Data centers are made of ranks of specialized computer processors or servers, and at the most basic level, traffic among the machines can be controlled by physical hardware switches. But because these hardware switches, which are extremely fast and efficient, are not practically adjustable, administrators rely on software to direct and control computer traffic as it moves through the network of machines. In a typical data center, these software switches far outnumber the hardware switches and have much greater control over the traffic moving through the center.

A significant problem, the researchers wrote in their paper, was that "modifying these switches requires both intimate knowledge of the switch codebase and extensive expertise in network protocol design, making the bar for customizing these software switches prohibitively high."

In an article presented at the ACM SIGCOMM Conference in Florianopolis, Brazil, on Aug. 25, the researchers describe how the PISCES system can be used to allow administrators to alter traffic without intensive knowledge of the code used to control the switches. In general, the researchers said, instructions written in PISCES are 40 times more concise than programs needed to control the software switches directly. 

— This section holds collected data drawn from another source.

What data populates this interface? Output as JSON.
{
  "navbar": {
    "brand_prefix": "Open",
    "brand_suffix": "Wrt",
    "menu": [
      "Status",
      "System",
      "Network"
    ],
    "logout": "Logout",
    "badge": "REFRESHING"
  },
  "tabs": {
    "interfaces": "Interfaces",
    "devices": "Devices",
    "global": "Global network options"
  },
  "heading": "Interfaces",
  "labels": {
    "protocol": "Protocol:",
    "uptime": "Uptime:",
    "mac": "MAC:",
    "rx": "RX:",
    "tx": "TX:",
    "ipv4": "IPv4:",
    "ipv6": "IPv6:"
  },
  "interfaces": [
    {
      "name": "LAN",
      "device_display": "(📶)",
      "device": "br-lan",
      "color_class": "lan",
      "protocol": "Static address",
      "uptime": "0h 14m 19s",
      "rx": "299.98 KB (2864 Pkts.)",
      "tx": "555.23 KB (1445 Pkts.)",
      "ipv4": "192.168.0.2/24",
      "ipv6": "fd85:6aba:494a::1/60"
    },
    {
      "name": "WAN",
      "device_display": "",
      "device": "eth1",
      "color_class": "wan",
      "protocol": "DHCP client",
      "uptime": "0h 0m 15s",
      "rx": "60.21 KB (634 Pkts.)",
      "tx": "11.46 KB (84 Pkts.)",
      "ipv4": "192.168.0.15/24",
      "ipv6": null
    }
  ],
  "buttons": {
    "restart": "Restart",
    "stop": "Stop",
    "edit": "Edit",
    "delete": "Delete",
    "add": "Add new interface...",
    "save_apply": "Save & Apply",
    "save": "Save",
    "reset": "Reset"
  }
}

"PISCES makes it easy to customize software switches with new functionality," said Nate Foster, an associate professor of computer science at Cornell University, who was not part of the research team. He said the system also provides good performance.

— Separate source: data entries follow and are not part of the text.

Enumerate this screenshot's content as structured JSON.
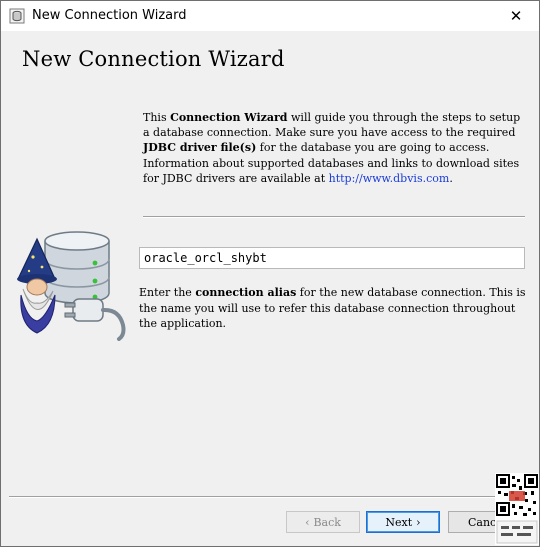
{
  "window": {
    "title": "New Connection Wizard",
    "close_glyph": "✕"
  },
  "page": {
    "heading": "New Connection Wizard",
    "intro": {
      "p1_a": "This ",
      "p1_b": "Connection Wizard",
      "p1_c": " will guide you through the steps to setup a database connection. Make sure you have access to the required ",
      "p1_d": "JDBC driver file(s)",
      "p1_e": " for the database you are going to access.",
      "p2_a": "Information about supported databases and links to download sites for JDBC drivers are available at ",
      "p2_link": "http://www.dbvis.com",
      "p2_end": "."
    },
    "alias_value": "oracle_orcl_shybt",
    "alias_desc": {
      "a": "Enter the ",
      "b": "connection alias",
      "c": " for the new database connection. This is the name you will use to refer this database connection throughout the application."
    }
  },
  "buttons": {
    "back": {
      "label": "Back",
      "arrow": "‹"
    },
    "next": {
      "label": "Next",
      "arrow": "›"
    },
    "cancel": {
      "label": "Cancel"
    }
  },
  "icons": {
    "app": "database-icon",
    "close": "close-icon",
    "wizard": "wizard-database-plug-icon",
    "qr": "qr-code-icon"
  },
  "colors": {
    "link": "#1a3cd8",
    "next_border": "#1f6fd1",
    "window_bg": "#f0f0f0"
  }
}
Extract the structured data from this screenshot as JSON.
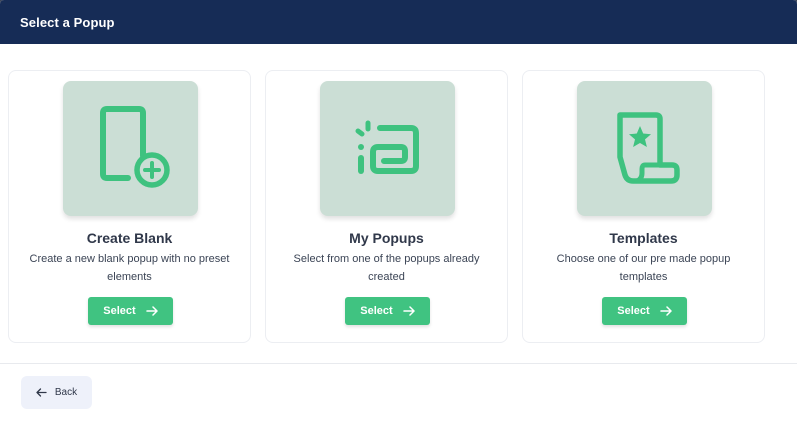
{
  "modal": {
    "title": "Select a Popup"
  },
  "cards": [
    {
      "title": "Create Blank",
      "description": "Create a new blank popup with no preset elements",
      "button_label": "Select",
      "icon": "blank-document-plus-icon"
    },
    {
      "title": "My Popups",
      "description": "Select from one of the popups already created",
      "button_label": "Select",
      "icon": "my-popups-icon"
    },
    {
      "title": "Templates",
      "description": "Choose one of our pre made popup templates",
      "button_label": "Select",
      "icon": "template-scroll-star-icon"
    }
  ],
  "footer": {
    "back_label": "Back"
  },
  "colors": {
    "header": "#162c56",
    "accent": "#40c381",
    "icon_tile": "#cbded5",
    "icon_stroke": "#3ec27f"
  }
}
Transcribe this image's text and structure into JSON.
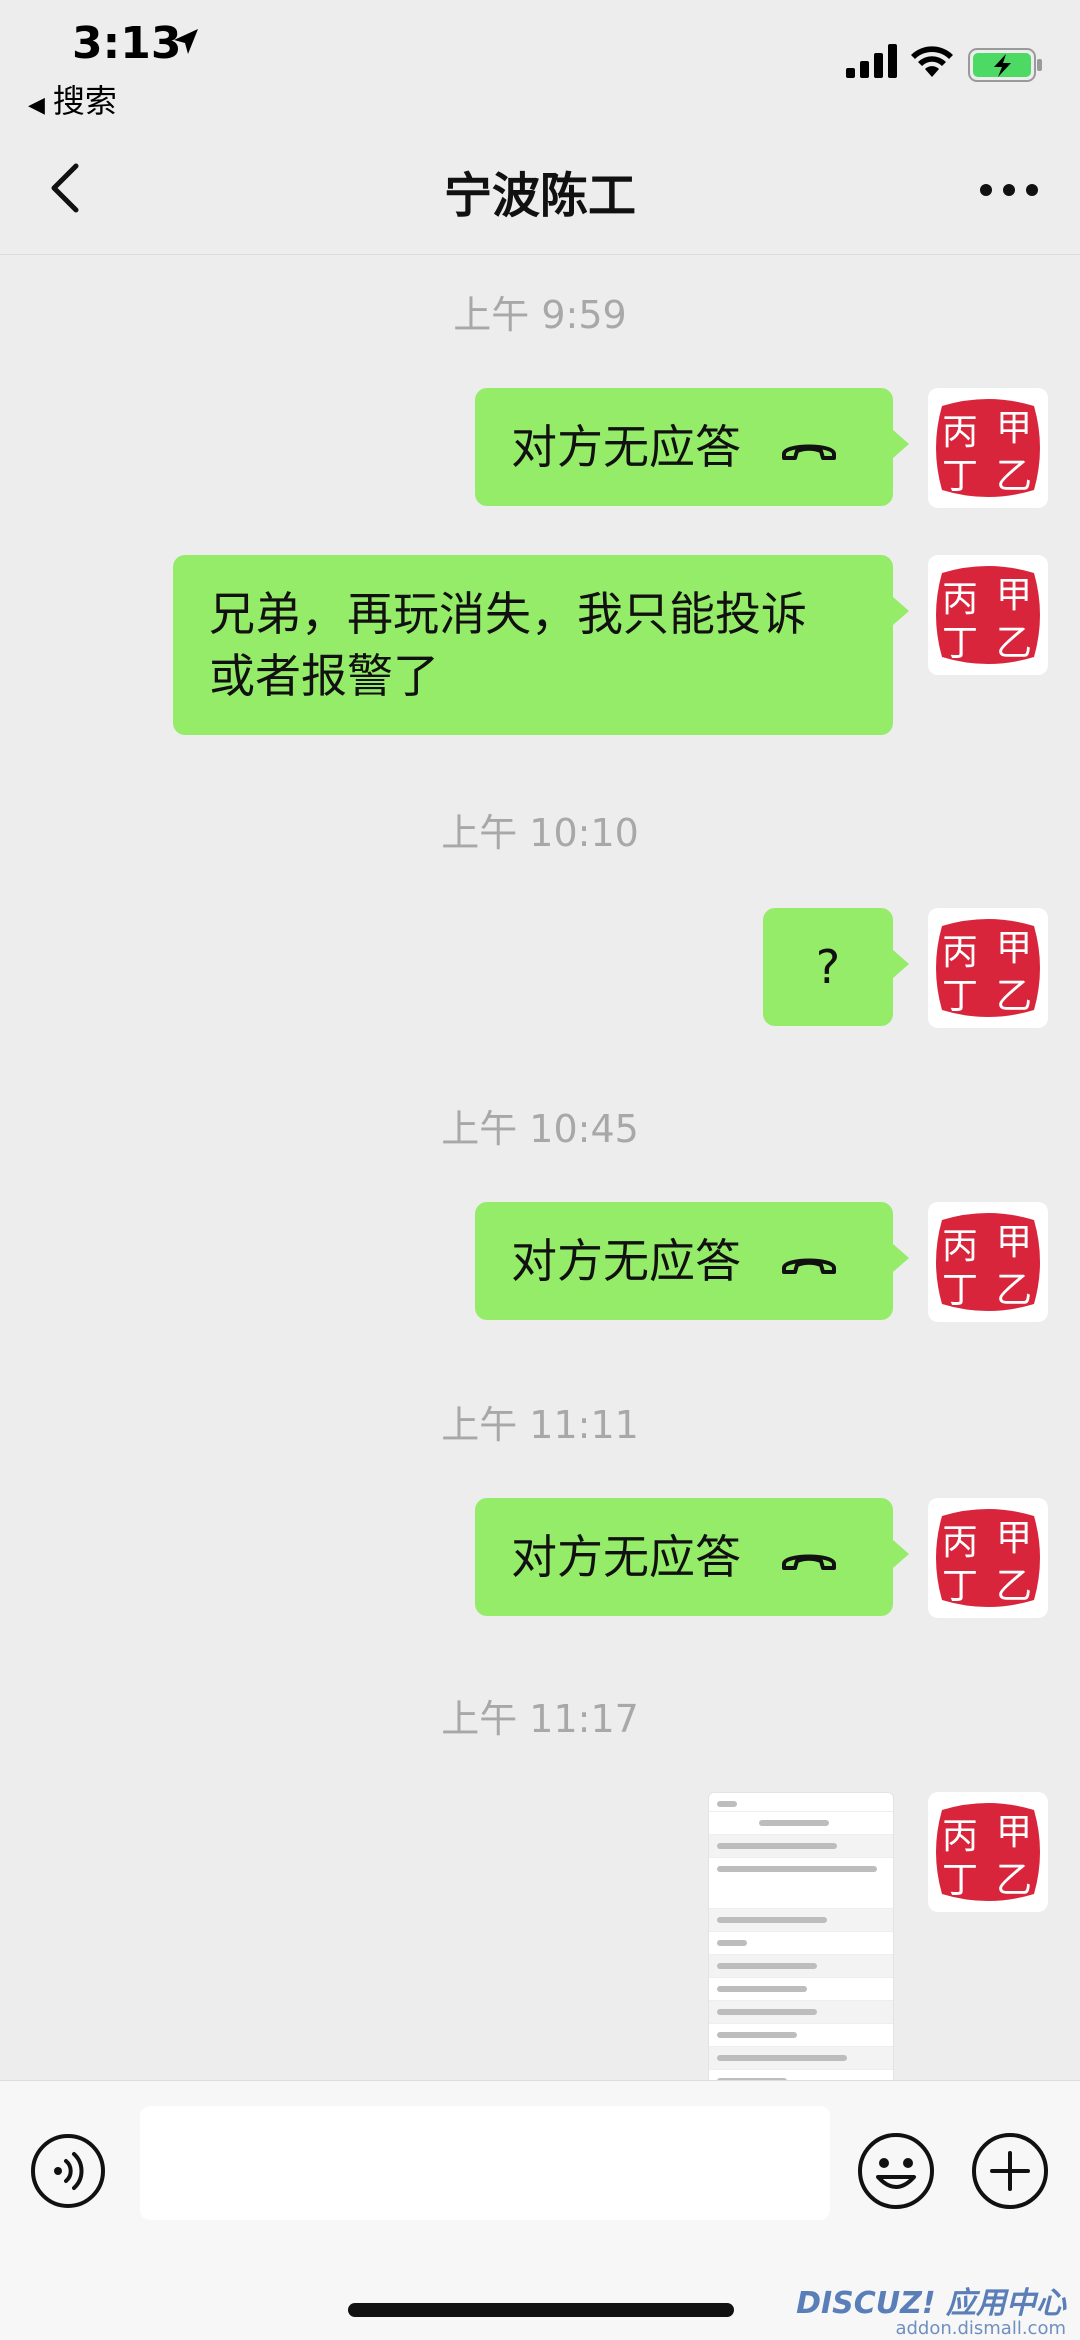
{
  "status_bar": {
    "time": "3:13",
    "back_app": "搜索"
  },
  "nav": {
    "title": "宁波陈工"
  },
  "messages": [
    {
      "type": "timestamp",
      "text": "上午 9:59"
    },
    {
      "type": "call",
      "text": "对方无应答"
    },
    {
      "type": "text",
      "lines": [
        "兄弟，再玩消失，我只能投诉",
        "或者报警了"
      ]
    },
    {
      "type": "timestamp",
      "text": "上午 10:10"
    },
    {
      "type": "text",
      "text": "?"
    },
    {
      "type": "timestamp",
      "text": "上午 10:45"
    },
    {
      "type": "call",
      "text": "对方无应答"
    },
    {
      "type": "timestamp",
      "text": "上午 11:11"
    },
    {
      "type": "call",
      "text": "对方无应答"
    },
    {
      "type": "timestamp",
      "text": "上午 11:17"
    },
    {
      "type": "image",
      "description": "screenshot thumbnail"
    }
  ],
  "avatar": {
    "glyphs": [
      "丙",
      "甲",
      "丁",
      "乙"
    ],
    "color": "#d9253c"
  },
  "watermark": {
    "logo": "DISCUZ! 应用中心",
    "url": "addon.dismall.com"
  },
  "colors": {
    "bubble": "#95ec69",
    "background": "#ededed",
    "timestamp": "#a8a8a8"
  }
}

Jennifer Rexford, the Gordon Y.S. Wu Professor in Engineering and chair of computer science at Princeton, said the goal of PISCES was to deliver greater flexibility to network administrators and to allow them to innovate and improve their systems.

"How do you unshackle the people who run the network to help them do it better?" asked Rexford. "By making things programmable. PISCES is a baby step. It's a platform. It enables people to do reinvention."

There have been attempts at simplifying software switching commands. But those tended to add complexity to the switches and compromise the speed of the system. Tests on PISCES indicate that the system avoids these slowdowns.

"We demonstrated that, with appropriate compiler optimizations, this drastic reduction in complexity incurs only a small performance overhead compared to the native software switch implementation," the researchers wrote in the article "It is too early to see the effects of PISCES on protocol development, but the resulting code simplicity should make it easier to deploy, implement and maintain custom software switches."

The researchers are working with industry to deploy the system into operating networks. They have developed software patches to introduce the system, which are under review by the community of potential users. 

The researchers are distributing PISCES as an open-source project through their website at Princeton.

"By making it open source, people will be able to adopt it much more quickly," Shahbaz said. "They will not only be able to write new programs for themselves, but we hope the open-source platform will enable them to contribute to the project to help the community at large." 

In addition to Rexford and Shahbaz, researchers include Nick Feamster, professor of computer science and acting director of the Princeton Center for Information Technology Policy; Sean Choi and Nick McKeown of Stanford University; Ben Pfaff of VMWare Inc.; and Changhoon Kim of Barefoot Networks Inc.

Support for the research was provided in part by the Open Networking Research Center, the Stanford Platform Lab, Intel and the National Science Foundation.

Rexford and Feamster will be participating in the upcoming fourth Princeton-Fung Global Forum, which is focused on cybersecurity. The event will be held March 20-21, 2017, in Berlin.